Hampshire Group, Limited v. Kuttner, C.A. No. 3607-VCS (Del. Ch. July 12, 2010). This Delaware Chancery Court decision is required reading for all officers of corporations who may need to be reminded that the same fiduciary duties that apply to directors are also imposed on corporate officers. In this decision the Court held an officer liable for approving the personal expenses of a CEO who sought reimbursement by the company. Naturally, this places officers in a precarious position in which, as a practical matter, they may need to deny requests from their superiors at the risk of losing their job or face the risk of subjecting themselves to personal liability. This decision also emphasizes the need for officers to secure both indemnification and advancement agreements that are more commonly provided to their director colleagues. A more complete summary of this case is available here.
Two additional developments during 2010 are deserving of special mention.
In January 2010, the Court of Chancery adopted expedited arbitration rules to go with its expedited mediation procedures. These new rules allow for a hearing before a member of the Court within 90 days of filing a complaint. See, 10 Del. C. Section 349. A more detailed discussion of the criteria for this new “rocket docket” is available here.

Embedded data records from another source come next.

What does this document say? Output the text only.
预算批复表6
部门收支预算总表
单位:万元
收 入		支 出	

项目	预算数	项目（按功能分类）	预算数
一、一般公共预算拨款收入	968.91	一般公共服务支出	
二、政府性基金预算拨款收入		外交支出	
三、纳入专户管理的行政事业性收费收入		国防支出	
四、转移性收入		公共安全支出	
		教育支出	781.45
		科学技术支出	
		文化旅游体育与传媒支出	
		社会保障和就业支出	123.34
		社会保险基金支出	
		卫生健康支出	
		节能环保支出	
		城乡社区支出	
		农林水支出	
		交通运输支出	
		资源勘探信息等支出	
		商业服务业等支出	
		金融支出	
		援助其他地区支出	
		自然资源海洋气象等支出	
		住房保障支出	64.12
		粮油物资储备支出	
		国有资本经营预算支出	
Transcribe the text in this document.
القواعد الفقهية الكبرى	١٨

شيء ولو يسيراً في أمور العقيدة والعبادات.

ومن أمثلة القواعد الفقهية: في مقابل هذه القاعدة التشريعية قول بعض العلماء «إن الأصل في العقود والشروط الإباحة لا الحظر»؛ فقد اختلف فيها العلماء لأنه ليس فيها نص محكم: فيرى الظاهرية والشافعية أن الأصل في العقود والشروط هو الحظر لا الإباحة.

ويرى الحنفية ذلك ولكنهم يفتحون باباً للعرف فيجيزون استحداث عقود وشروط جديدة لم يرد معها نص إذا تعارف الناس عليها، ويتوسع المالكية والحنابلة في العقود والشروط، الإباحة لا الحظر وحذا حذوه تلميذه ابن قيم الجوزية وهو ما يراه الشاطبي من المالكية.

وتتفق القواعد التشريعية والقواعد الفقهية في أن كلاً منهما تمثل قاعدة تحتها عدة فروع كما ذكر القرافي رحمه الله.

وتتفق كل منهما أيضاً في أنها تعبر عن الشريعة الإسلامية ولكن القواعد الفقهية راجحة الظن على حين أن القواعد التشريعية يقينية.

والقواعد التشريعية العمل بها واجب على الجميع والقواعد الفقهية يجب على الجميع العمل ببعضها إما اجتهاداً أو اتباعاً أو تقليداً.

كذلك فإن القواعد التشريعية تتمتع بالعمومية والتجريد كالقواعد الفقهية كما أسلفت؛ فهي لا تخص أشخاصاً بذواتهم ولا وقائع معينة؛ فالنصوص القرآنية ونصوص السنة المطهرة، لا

Also, the Delaware Superior Court established a business court in 2010 for significant commercial disputes. The President Judge’s Directive explaining the program is available here. The Directive that identifies the judges assigned to this new division is available here.
UPDATE: Professor Bainbridge has honored us by linking to our annual review here. It is noteworthy that even this nationally-recognized corporate law scholar, whose writings are often cited in Delaware decisions, has something to say about the routine length of some opinions.